Punkt Mitternacht setzte der Regen ein, Andreas hatte ich noch angerufen und von den Geschehnissen berichtet, sodaß wir beide eine schlaflose Nacht hatten ( …)
Während der Fahrt lagen immer wieder riesige Gesteinsbrocken auf der Fahrbahn, der Sturm und Regen verwandelte die Strasse in reine Schlammbäder- letzten Endes waren wir nach insgesamt 24 Std. endlos dankbar am nächsten Morgen heile in Chengdu angekommen zu sein.

Am 23.8. ging für mich der Flug ab Chengdu nach Lhasa- bewußt habe ich auf die Tibetbahn verzichtet- mein privater, wenn auch nutzloser Protest gegen die chinesische „Siedlungspolitik“. Die Strecke „Kashgar-Chengdu in 3 Wochen“ war somit ein konstantes und anstrengendes Reisen mit nahezu täglichem Rucksack packen und endlos langen Busfahrten und Nachtzügen. Nach Tibet kann man mittlerweile nur noch mit vorab fix gebuchter Tour und entsprechenden Permits einreisen. Das Einreisedatum stand somit unabänderlich fest.
Seit Tajikistan waren wir also damit beschäftigt eine verlässliche Agentur in Lhasa zu finden, Route auszuarbeiten, Preisangebote einzuholen, sowie Mitreisende zu finden.
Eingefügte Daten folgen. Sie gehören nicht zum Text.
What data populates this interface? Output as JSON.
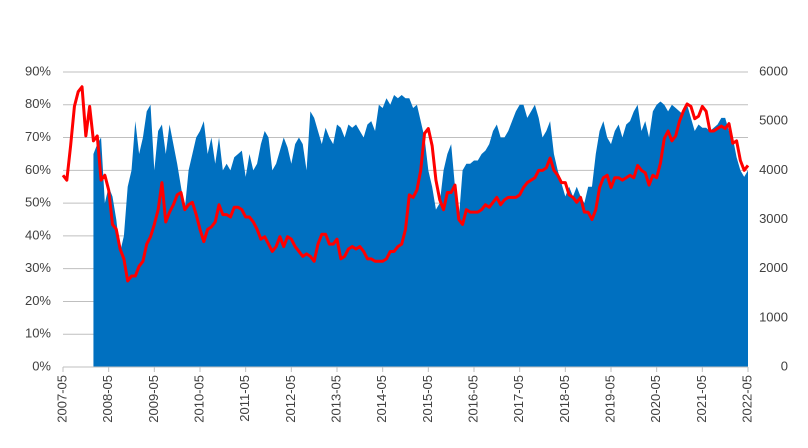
{
  "chart_data": {
    "type": "combo",
    "categories": [
      "2007-05",
      null,
      null,
      null,
      null,
      null,
      null,
      null,
      null,
      null,
      null,
      null,
      "2008-05",
      null,
      null,
      null,
      null,
      null,
      null,
      null,
      null,
      null,
      null,
      null,
      "2009-05",
      null,
      null,
      null,
      null,
      null,
      null,
      null,
      null,
      null,
      null,
      null,
      "2010-05",
      null,
      null,
      null,
      null,
      null,
      null,
      null,
      null,
      null,
      null,
      null,
      "2011-05",
      null,
      null,
      null,
      null,
      null,
      null,
      null,
      null,
      null,
      null,
      null,
      "2012-05",
      null,
      null,
      null,
      null,
      null,
      null,
      null,
      null,
      null,
      null,
      null,
      "2013-05",
      null,
      null,
      null,
      null,
      null,
      null,
      null,
      null,
      null,
      null,
      null,
      "2014-05",
      null,
      null,
      null,
      null,
      null,
      null,
      null,
      null,
      null,
      null,
      null,
      "2015-05",
      null,
      null,
      null,
      null,
      null,
      null,
      null,
      null,
      null,
      null,
      null,
      "2016-05",
      null,
      null,
      null,
      null,
      null,
      null,
      null,
      null,
      null,
      null,
      null,
      "2017-05",
      null,
      null,
      null,
      null,
      null,
      null,
      null,
      null,
      null,
      null,
      null,
      "2018-05",
      null,
      null,
      null,
      null,
      null,
      null,
      null,
      null,
      null,
      null,
      null,
      "2019-05",
      null,
      null,
      null,
      null,
      null,
      null,
      null,
      null,
      null,
      null,
      null,
      "2020-05",
      null,
      null,
      null,
      null,
      null,
      null,
      null,
      null,
      null,
      null,
      null,
      "2021-05",
      null,
      null,
      null,
      null,
      null,
      null,
      null,
      null,
      null,
      null,
      null,
      "2022-05"
    ],
    "series": [
      {
        "type": "area",
        "color": "#0070c0",
        "values": [
          null,
          null,
          null,
          null,
          null,
          null,
          null,
          null,
          65,
          68,
          70,
          50,
          55,
          52,
          45,
          35,
          40,
          55,
          60,
          75,
          65,
          70,
          78,
          80,
          60,
          72,
          74,
          65,
          74,
          68,
          62,
          55,
          48,
          60,
          65,
          70,
          72,
          75,
          65,
          70,
          62,
          70,
          60,
          62,
          60,
          64,
          65,
          66,
          58,
          65,
          60,
          62,
          68,
          72,
          70,
          60,
          62,
          66,
          70,
          67,
          62,
          68,
          70,
          68,
          60,
          78,
          76,
          72,
          68,
          73,
          70,
          68,
          74,
          73,
          70,
          74,
          73,
          74,
          72,
          70,
          74,
          75,
          72,
          80,
          79,
          82,
          80,
          83,
          82,
          83,
          82,
          82,
          79,
          80,
          75,
          70,
          60,
          55,
          48,
          50,
          60,
          65,
          68,
          55,
          45,
          60,
          62,
          62,
          63,
          63,
          65,
          66,
          68,
          72,
          74,
          70,
          70,
          72,
          75,
          78,
          80,
          80,
          76,
          78,
          80,
          76,
          70,
          72,
          75,
          65,
          60,
          56,
          52,
          55,
          52,
          55,
          52,
          50,
          55,
          55,
          65,
          72,
          75,
          70,
          68,
          72,
          74,
          70,
          74,
          75,
          78,
          80,
          72,
          75,
          70,
          78,
          80,
          81,
          80,
          78,
          80,
          79,
          78,
          77,
          80,
          76,
          72,
          74,
          73,
          73,
          72,
          73,
          74,
          76,
          76,
          72,
          70,
          64,
          60,
          58,
          60
        ]
      },
      {
        "type": "line",
        "axis": "y2",
        "color": "#ff0000",
        "values": [
          3900,
          3800,
          4500,
          5300,
          5600,
          5700,
          4700,
          5300,
          4600,
          4700,
          3800,
          3900,
          3600,
          2900,
          2800,
          2400,
          2200,
          1750,
          1850,
          1850,
          2050,
          2150,
          2500,
          2650,
          2900,
          3200,
          3750,
          2950,
          3150,
          3300,
          3500,
          3550,
          3200,
          3300,
          3350,
          3100,
          2800,
          2550,
          2800,
          2850,
          2950,
          3300,
          3100,
          3100,
          3050,
          3250,
          3250,
          3200,
          3050,
          3050,
          2950,
          2800,
          2600,
          2650,
          2500,
          2350,
          2450,
          2650,
          2450,
          2650,
          2600,
          2450,
          2350,
          2250,
          2300,
          2250,
          2150,
          2500,
          2700,
          2700,
          2500,
          2500,
          2600,
          2200,
          2250,
          2400,
          2450,
          2400,
          2450,
          2350,
          2200,
          2200,
          2150,
          2150,
          2150,
          2200,
          2350,
          2350,
          2450,
          2500,
          2800,
          3500,
          3450,
          3600,
          4000,
          4750,
          4850,
          4500,
          3800,
          3400,
          3200,
          3550,
          3550,
          3700,
          3000,
          2900,
          3200,
          3150,
          3150,
          3150,
          3200,
          3300,
          3250,
          3350,
          3450,
          3300,
          3400,
          3450,
          3450,
          3450,
          3500,
          3650,
          3750,
          3800,
          3850,
          4000,
          4000,
          4050,
          4250,
          4000,
          3900,
          3750,
          3750,
          3500,
          3450,
          3350,
          3450,
          3150,
          3150,
          3000,
          3200,
          3650,
          3850,
          3900,
          3650,
          3850,
          3850,
          3800,
          3850,
          3900,
          3850,
          4100,
          4000,
          3950,
          3700,
          3900,
          3850,
          4150,
          4650,
          4800,
          4600,
          4700,
          5000,
          5200,
          5350,
          5300,
          5050,
          5100,
          5300,
          5200,
          4800,
          4800,
          4850,
          4900,
          4850,
          4950,
          4550,
          4600,
          4200,
          4000,
          4100
        ]
      }
    ],
    "ylim": [
      0,
      90
    ],
    "yticks": [
      {
        "value": 0,
        "label": "0%"
      },
      {
        "value": 10,
        "label": "10%"
      },
      {
        "value": 20,
        "label": "20%"
      },
      {
        "value": 30,
        "label": "30%"
      },
      {
        "value": 40,
        "label": "40%"
      },
      {
        "value": 50,
        "label": "50%"
      },
      {
        "value": 60,
        "label": "60%"
      },
      {
        "value": 70,
        "label": "70%"
      },
      {
        "value": 80,
        "label": "80%"
      },
      {
        "value": 90,
        "label": "90%"
      }
    ],
    "y2lim": [
      0,
      6000
    ],
    "y2ticks": [
      0,
      1000,
      2000,
      3000,
      4000,
      5000,
      6000
    ],
    "grid": true
  }
}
Mitreisende deshalb, da der Gesamtpreis sich dadurch pro Person entsprechend verringert. Andreas hatte Glück und konnte sich einem Südafrikaner anschließen, der die gesamte Vorarbeit für den Friendship- Highway bereits geleistet hatte und im Verlauf komplettierten dann noch eine Amerikanerin und ein Holländer den Jeep.
26 Tage waren dagegen etwas aufwendiger zu planen. Glücklicherweise und unerwartet mit von der Party – Marc, unser Australier, mit dem wir schon durch Tajikistan gereist waren. Sein geplanter Trip nach Pakistan via Karakoram Highway zu reisen war Anbetracht der Überflutungen im wahrsten Sinne des Wortes ins Wasser gefallen und die Alternativroute nach Indien führt überLand eben durch Tibet!
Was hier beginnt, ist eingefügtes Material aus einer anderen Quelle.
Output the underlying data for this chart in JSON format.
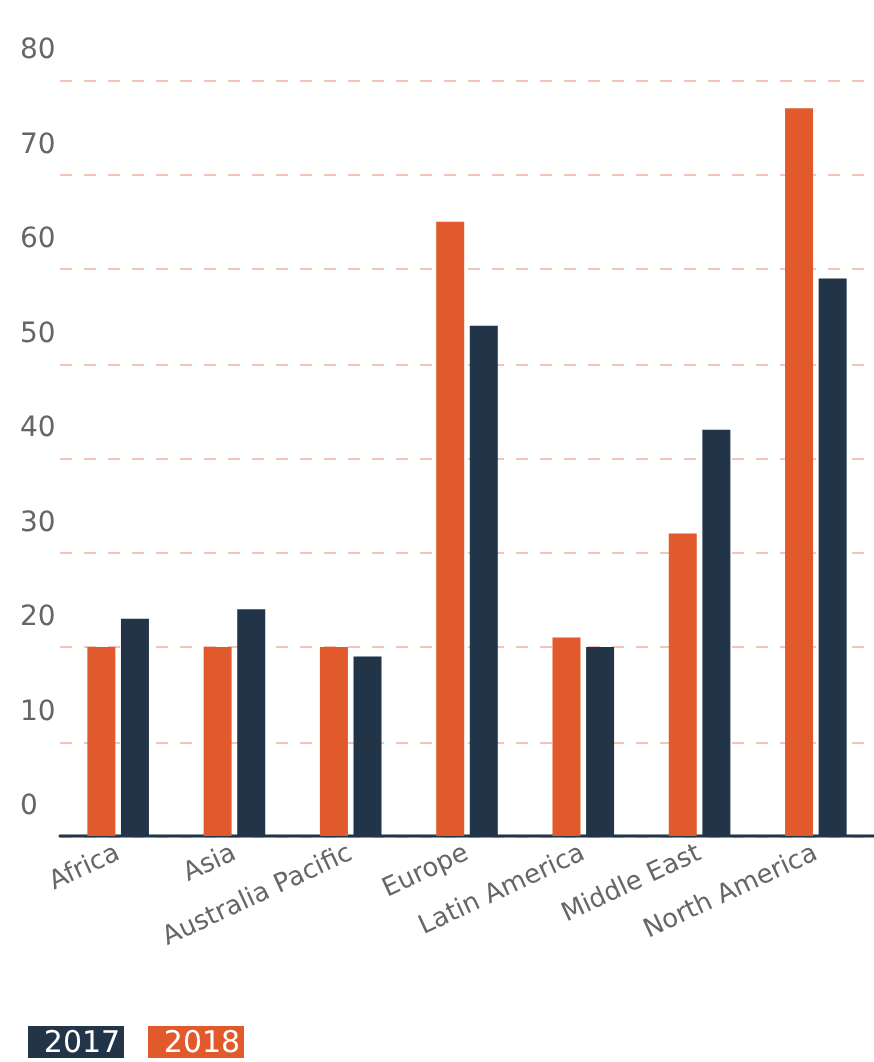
{
  "chart_data": {
    "type": "bar",
    "categories": [
      "Africa",
      "Asia",
      "Australia Pacific",
      "Europe",
      "Latin America",
      "Middle East",
      "North America"
    ],
    "series": [
      {
        "name": "2018",
        "color": "#e05a2b",
        "values": [
          20,
          20,
          20,
          65,
          21,
          32,
          77
        ]
      },
      {
        "name": "2017",
        "color": "#223548",
        "values": [
          23,
          24,
          19,
          54,
          20,
          43,
          59
        ]
      }
    ],
    "ylim": [
      0,
      80
    ],
    "yticks": [
      0,
      10,
      20,
      30,
      40,
      50,
      60,
      70,
      80
    ],
    "grid": "y",
    "legend": "bottom left"
  }
}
Primär überglücklich fanden wir im Verlauf per Internetsuche im Reiseforum ein australisches „Tochter (reelle 31- gefühlte 18 Jahre alt) – Vater (reelle 65- gefühlte 75 Jahre alt) - 2er Team“.
Dies sollte jedoch zur Katastrophe werden;-( !
Hätten die Beiden ihr Urlaubsunternehmen entsprechend recherchiert und hätten die Beiden bemerkt, daß West Tibet im 4WD und OFF Road nun mal weder eine Neckermann-Senioren-Reise ist, noch Unterkünfte in 5 Sterne Hotels mir regelmäßiger heisser Dusche beinhaltet, hätten sie vielleicht im Vorfeld eine andere Reise gebucht. So aber haben sie sich mit in unseren Jeep eingebucht und uns summa summarum 26 Tage Tibet ruiniert und ein kleines Vermögen gekostet. Weitere Details kann ich gerne zu Hause erzählen, im Moment aber bin ich froh, daß mein Kummer- Ärger- Frust so langsam verblasst und ich Abstand zu diesen noch dazu verregneten 4 Wochen auf dem Dach der Welt bekomme.

Trotz alledem, die Tibet Highlights und Lowlights:

;-)…mit den Pilgern in Lhasa vor dem Jogkang Tempel zu sitzen und die Hand einer alten Tibeterin zu halten.

;-)…mit denselben Pilgern die Bakhor Kora zu laufen und dabei unzählige "Tashi Deleks – Hallo" zugerufen zu bekommen...

;-)...und sich dabei zu fragen, ob das herzergreifende, strahlende Lachen in tibetischen Gesichtern sonst irgendwo auf der Welt nocheinmal zu finden ist.

;-(...rücksichtslosen- respektlosen chinesischen Touristen den Ellbogen in die Rippen stoßen zu müssen, um 2 alten Tibeterinnen den Weg zum Altar zu ermöglichen.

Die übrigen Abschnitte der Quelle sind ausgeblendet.